One thing to consider is making your charitable contributions from your RMD's. This is called "Qualified Charitable Deductions" and will be probably the only way you will be able to deduct charitable contributions under the new law.
I would consider investing the money into ETF's with about 60% in fixed income such as bonds, real estate, and fixed annuities. The other 40% would be in stocks with a mixture of Large, Mid, and Small cap funds with some foreign exposure. On the bonds I would suggest a portion into Inflation-Protected bonds.
I would encourage you seek out a “Fee only” independent Registered Investment Adviser (RIA). RIA’s are fiduciaries and will have your best interest at heart. Find one who is a Certified Financial Planner professional ™ (CFP®). You can find advisers at the following websites:
National Association of Personal Financial Advisors - https://www.napfa.org/financial-planning/how-to-find-an-advisor
Financial Planners Association - http://www.plannersearch.org/
XY Planning Network - https://www.xyplanningnetwork.com/
It’s unclear that your annuities are a part of rollover IRA or not. Since you mentioned the RMD, I assume they are the retirement accounts invested in annuities.

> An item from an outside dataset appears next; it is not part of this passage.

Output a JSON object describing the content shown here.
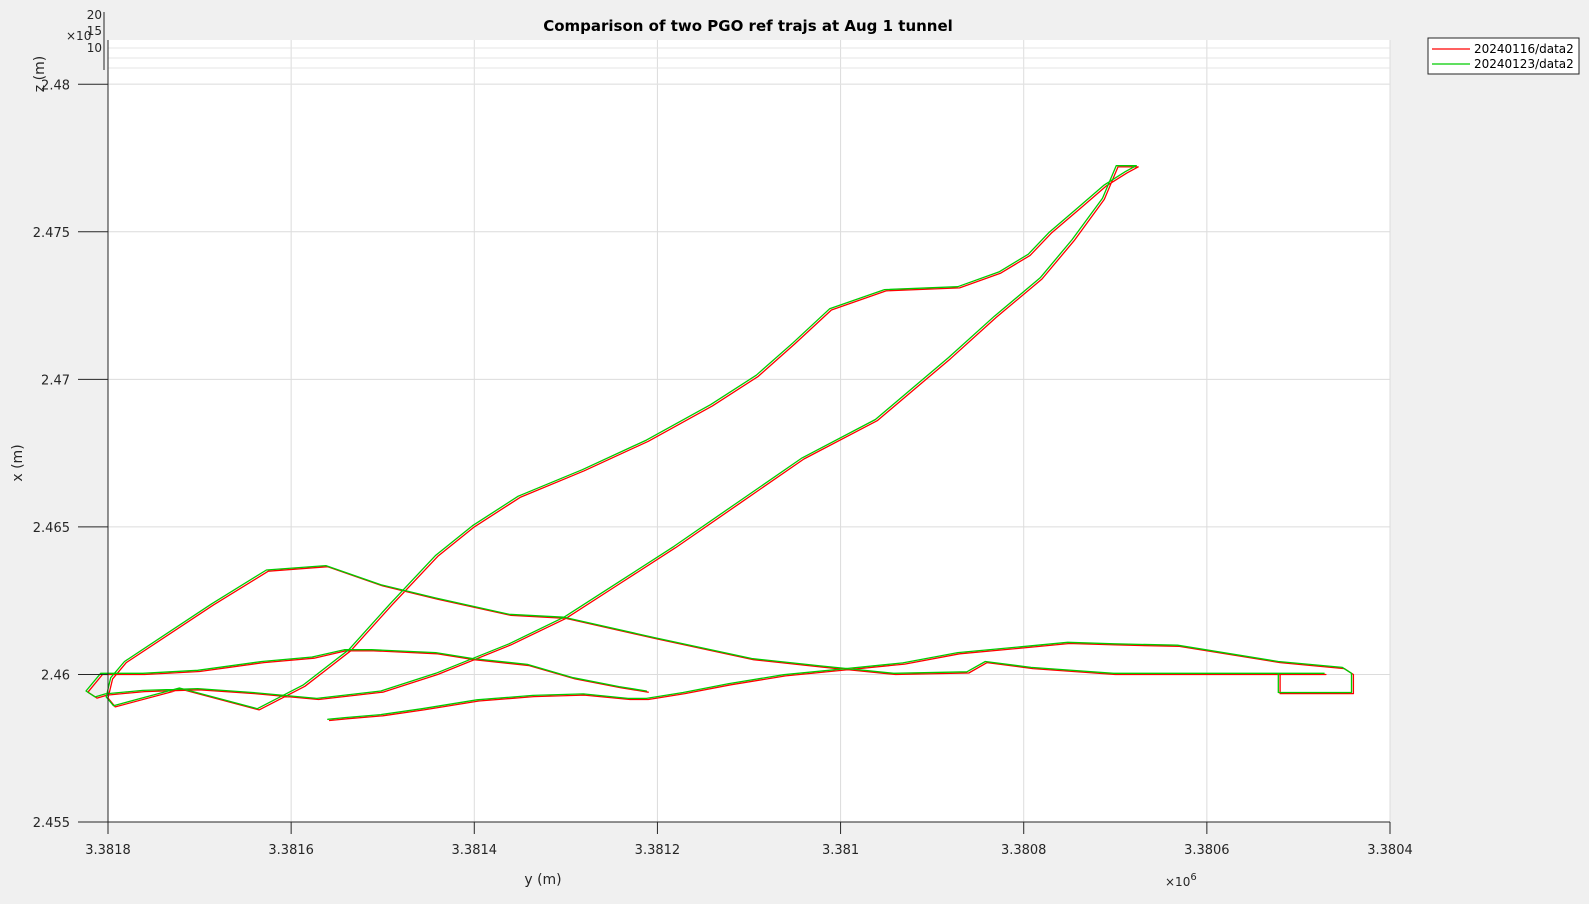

One thing you need to understand is there’s no “free” withdrawals from an annuity. Worse, every insurance company’s verbiage is different even though sometimes they meant the same. The amount of withdrawal (you stated 10%) may be written in the contract, but you must peruse carefully to confirm when you can be free to take the money out without any penalty. When you’re still in that surrender period, every bit early withdrawal may reduce your potential income, whether it’s dollar-for-dollar or a percentage of deduction. You can either learn those contracts on your own or seek a professional’s assistance to guide you to best use of those annuities.

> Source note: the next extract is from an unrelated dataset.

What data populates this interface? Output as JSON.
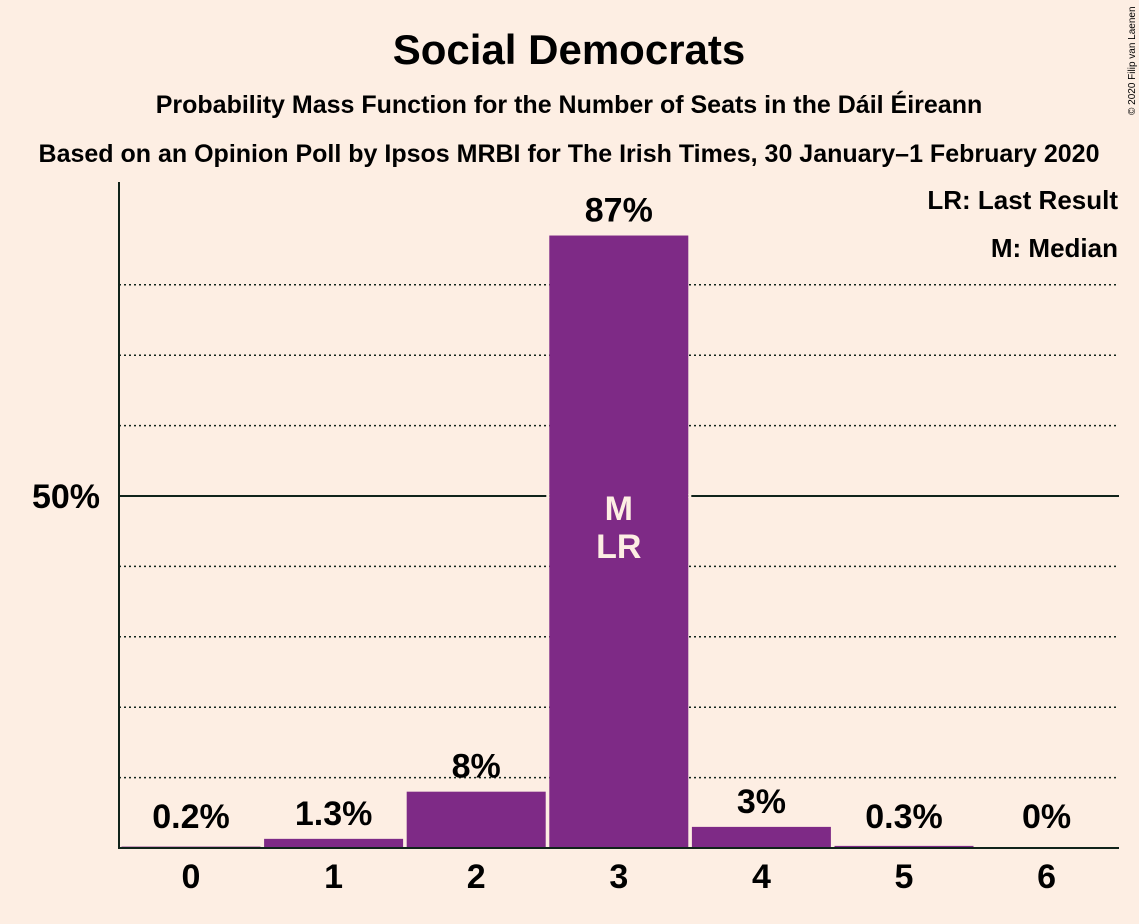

Regardless what your decision is, a total surrender or cash out an annuity policy is not recommended. Why? You lose all the benefits you have accumulated with the policy. If you had any “bonus” earned when you first signed up the contract, they will be gone upon surrender. Secondly, the tax. If your annuity is funded with a retirement amount, the entire withdrawal will cause you a hefty tax bill. On the other hand, if it’s a taxable account, you only pay the tax on the earning portion. Lastly, if you’re under 59 ½ when you take the annuity out, there’s a 10% early withdrawal penalty tax.
Circle back to your original question-if you do take the RMD from the annuity but have no use of it, what do you do? After you take the RMD and pay the tax each year, you can invest in a taxable account. List your children and grandchildren as beneficiaries/contingent beneficiaries and design a portfolio with the maximum tax efficiency in mind because you pay tax each year in that account. Best!